The acoustic psych angle and large size means there is some wandering ("Ariadne") and drone ("A Temple") that the record could have probably done without. But this is an overstuffed vision from one of today's leading songwriter.
This quartet may not possess the lush mammoth sound of the Church a la their best-known tune, "Under The Milky Way," or 1982's The Blurred Crusade, but it's not that far from it either, even with Gareth Koch's classical and flamenco guitar at the forefront (along with a host of other stringed ethnic instruments).

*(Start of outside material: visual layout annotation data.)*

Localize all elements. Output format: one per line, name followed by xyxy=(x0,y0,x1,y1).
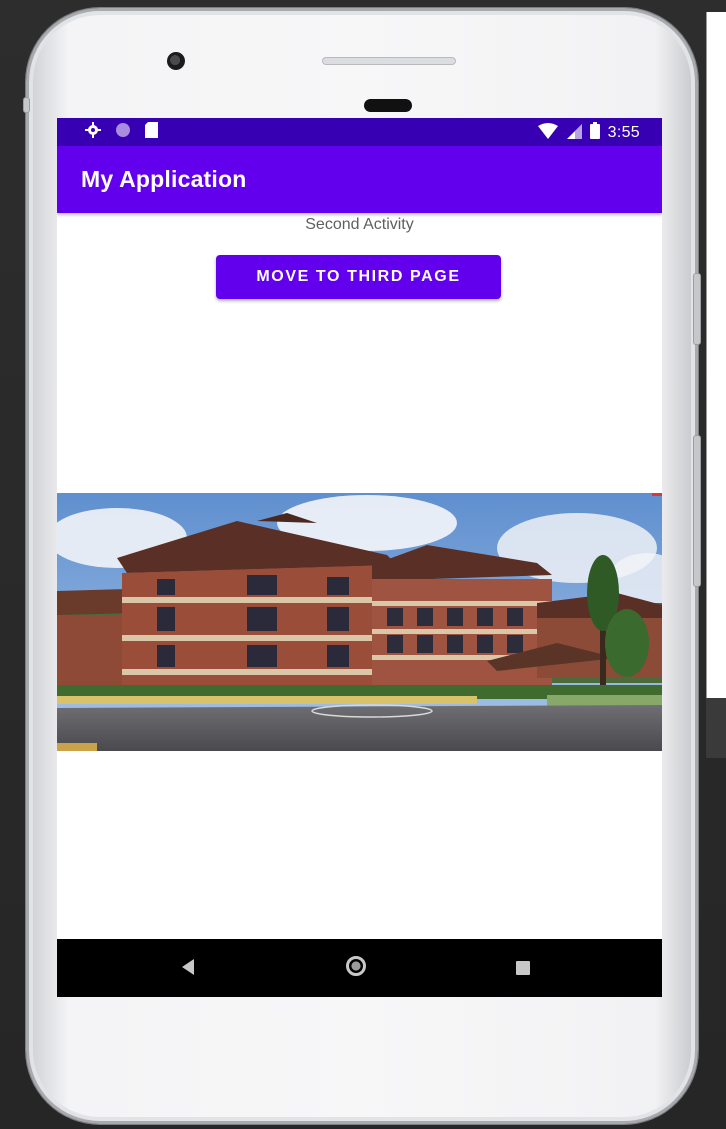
college-building-image xyxy=(57,493,662,751)
emulator-side-panel-lower xyxy=(706,698,726,758)
status-bar: 3:55 xyxy=(57,118,662,146)
earpiece-speaker xyxy=(322,57,456,65)
emulator-side-panel xyxy=(706,12,726,698)
signal-icon xyxy=(566,123,582,143)
sd-card-icon xyxy=(145,122,158,142)
app-bar: My Application xyxy=(57,146,662,213)
device-screen: 3:55 My Application Second Activity MOVE… xyxy=(57,118,662,997)
navigation-bar xyxy=(57,939,662,997)
volume-button[interactable] xyxy=(693,273,701,345)
front-camera xyxy=(167,52,185,70)
move-to-third-page-button[interactable]: MOVE TO THIRD PAGE xyxy=(216,255,501,299)
back-icon[interactable] xyxy=(182,959,194,975)
status-time: 3:55 xyxy=(607,123,640,141)
notification-dot-icon xyxy=(115,122,131,142)
wifi-icon xyxy=(537,122,558,143)
settings-icon xyxy=(85,122,101,142)
left-edge-button xyxy=(23,97,30,113)
recents-icon[interactable] xyxy=(516,961,530,975)
power-button[interactable] xyxy=(693,435,701,587)
app-title: My Application xyxy=(81,166,247,192)
battery-icon xyxy=(589,122,600,143)
proximity-sensor xyxy=(364,99,412,112)
home-icon[interactable] xyxy=(346,956,366,976)
activity-label: Second Activity xyxy=(305,216,414,233)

Yet as suggested by "Arcadia," the very first track (and others further along the tracklist), there are simply too many similarities on too many cuts over the roughly two-hour album duration for Kilbey to completely avoid comparisons to his main occupation. And maybe he just doesn't want to: on that opener, deeply reverberating instrumental and sound effects interwoven into an arrangement topped with his own heavily echoed vocal certainly dovetail with a readily recognizable style (at least to Church fans). In the long run, it's something Steve can be proud of.
8.5 (out of 10)
Mysticism and magic, ancient histories and strange foreign lands, deities and fortune tellers: they all roam throughout the landscapes of the vast double album. Kilbey is a poetic shaman leading his band of musicians through differing textures - the one seamless element that binds and creates a cohesive whole.
Ultimately, 'The Hall of Counterfeits' is a magnificent journey through the exotic, magical and mysterious mind of Steve Kilbey: a mystical fertile land that is psychedelic, multi-textured and mind-expanding. Delivered with a coterie of musicians who are masters of their craft: a mix between the academic intricacies of Koch's inherent classicism and the pop sensibilities of Price and Mason.
★★★★★ (5 stars)
At 23 tracks, The Hall of Counterfeits isn't the standard musical release we've become used to in the 21st century. It's not a sparse collection of songs meant to be digested in one sitting, then promptly forgotten as our brains become distracted by numerous internet diversions and streaming television. No, it's an old-school investment, a double album that demands your undivided attention, which takes multiple listens to fully appreciate all the unique quirks and textures. And for all its off-the-cuff qualities, it is truly meant to be listened to as presented: in sequential order, so that one can appreciate all of its odd and wonderful twists and turns in the way its maker intended.